One of Yerevan’s Memories has been Levelled to the Ground: Tigran Amiryan
Literary scholar Tigran Amiryan wrote on his Facebook page: “This house on the former Alaverdi Street, now Nairi Street, no longer exists. Two days ago, it was levelled to the ground. My photographs from 2017 and a passage from Andrey Ivanov’s article in our book Firdus: The Memory of a Place are a reminder of its essence.
At the corner of the street, along the straight red line, you would see a modest-sized house with a front made of black tuff, exemplifying all the archetypes of Armenian urban vernacular architecture: a wall of tuff blocks tightly placed together at the entrance, decorative frames around the openings, and a precisely profiled cornice. The master (in the context of vernacular architecture, one could refer to the main builder of the house as a “master” in the medieval sense, not implying a professional architect) successfully integrated the house into the configuration of the street and the area, delicately expressing the main semantic emphases of the facade— the door and the windows.

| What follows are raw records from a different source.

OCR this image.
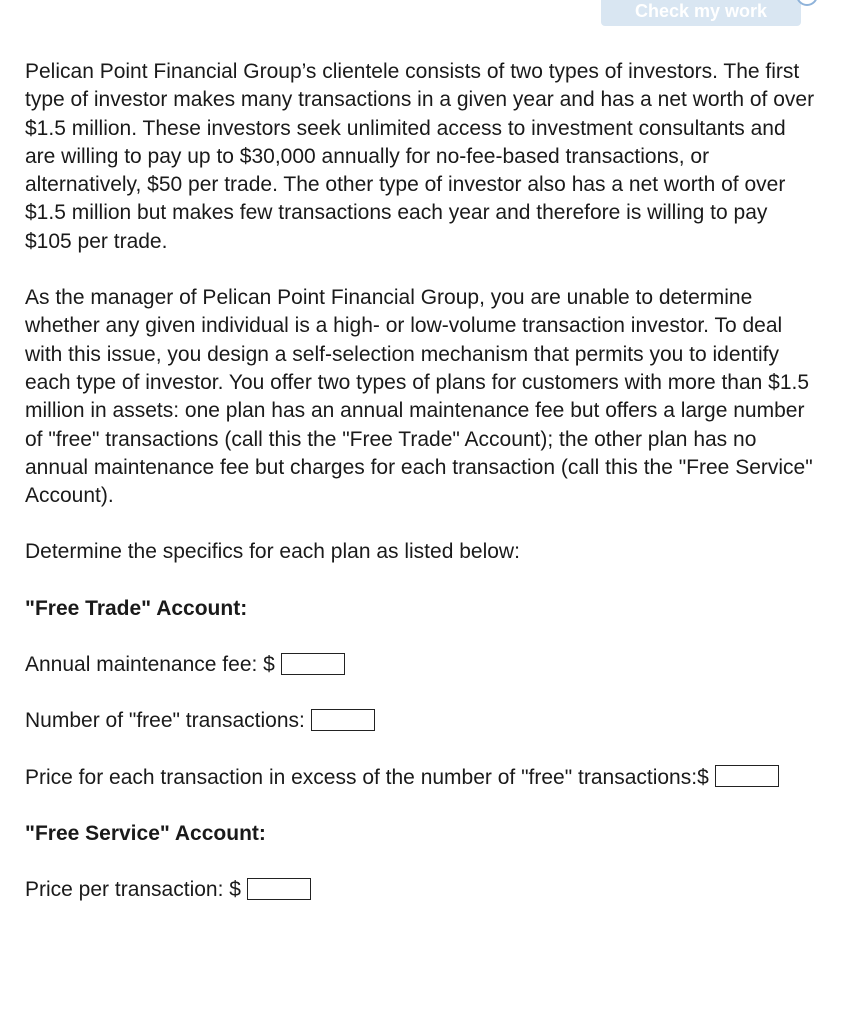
Check my work

Pelican Point Financial Group’s clientele consists of two types of investors. The first type of investor makes many transactions in a given year and has a net worth of over $1.5 million. These investors seek unlimited access to investment consultants and are willing to pay up to $30,000 annually for no-fee-based transactions, or alternatively, $50 per trade. The other type of investor also has a net worth of over $1.5 million but makes few transactions each year and therefore is willing to pay $105 per trade.

As the manager of Pelican Point Financial Group, you are unable to determine whether any given individual is a high- or low-volume transaction investor. To deal with this issue, you design a self-selection mechanism that permits you to identify each type of investor. You offer two types of plans for customers with more than $1.5 million in assets: one plan has an annual maintenance fee but offers a large number of "free" transactions (call this the "Free Trade" Account); the other plan has no annual maintenance fee but charges for each transaction (call this the "Free Service" Account).

Determine the specifics for each plan as listed below:

"Free Trade" Account:

Annual maintenance fee: $

Number of "free" transactions:

Price for each transaction in excess of the number of "free" transactions:$

"Free Service" Account:

Price per transaction: $
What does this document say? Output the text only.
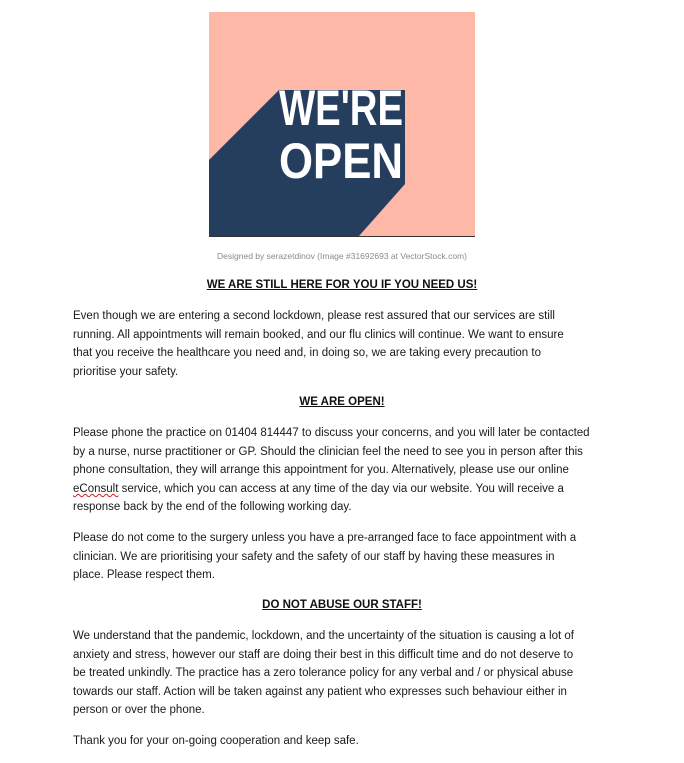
WE'RE
OPEN
Designed by serazetdinov (Image #31692693 at VectorStock.com)
WE ARE STILL HERE FOR YOU IF YOU NEED US!
Even though we are entering a second lockdown, please rest assured that our services are still
running. All appointments will remain booked, and our flu clinics will continue. We want to ensure
that you receive the healthcare you need and, in doing so, we are taking every precaution to
prioritise your safety.
WE ARE OPEN!
Please phone the practice on 01404 814447 to discuss your concerns, and you will later be contacted
by a nurse, nurse practitioner or GP. Should the clinician feel the need to see you in person after this
phone consultation, they will arrange this appointment for you. Alternatively, please use our online
eConsult service, which you can access at any time of the day via our website. You will receive a
response back by the end of the following working day.
Please do not come to the surgery unless you have a pre-arranged face to face appointment with a
clinician. We are prioritising your safety and the safety of our staff by having these measures in
place. Please respect them.
DO NOT ABUSE OUR STAFF!
We understand that the pandemic, lockdown, and the uncertainty of the situation is causing a lot of
anxiety and stress, however our staff are doing their best in this difficult time and do not deserve to
be treated unkindly. The practice has a zero tolerance policy for any verbal and / or physical abuse
towards our staff. Action will be taken against any patient who expresses such behaviour either in
person or over the phone.
Thank you for your on-going cooperation and keep safe.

The transition from the house to the sky is emphasized by a modest yet dignified neoclassical cornice, while the relationship between the house and the ground is marked by a coarser but again meticulously crafted base (seemingly basalt). The house has no roof, the door is sealed with a tuff wall, but everything is recoverable. Through this house, modern urban planners and builders— not just in Yerevan— can learn the art of environmental construction.”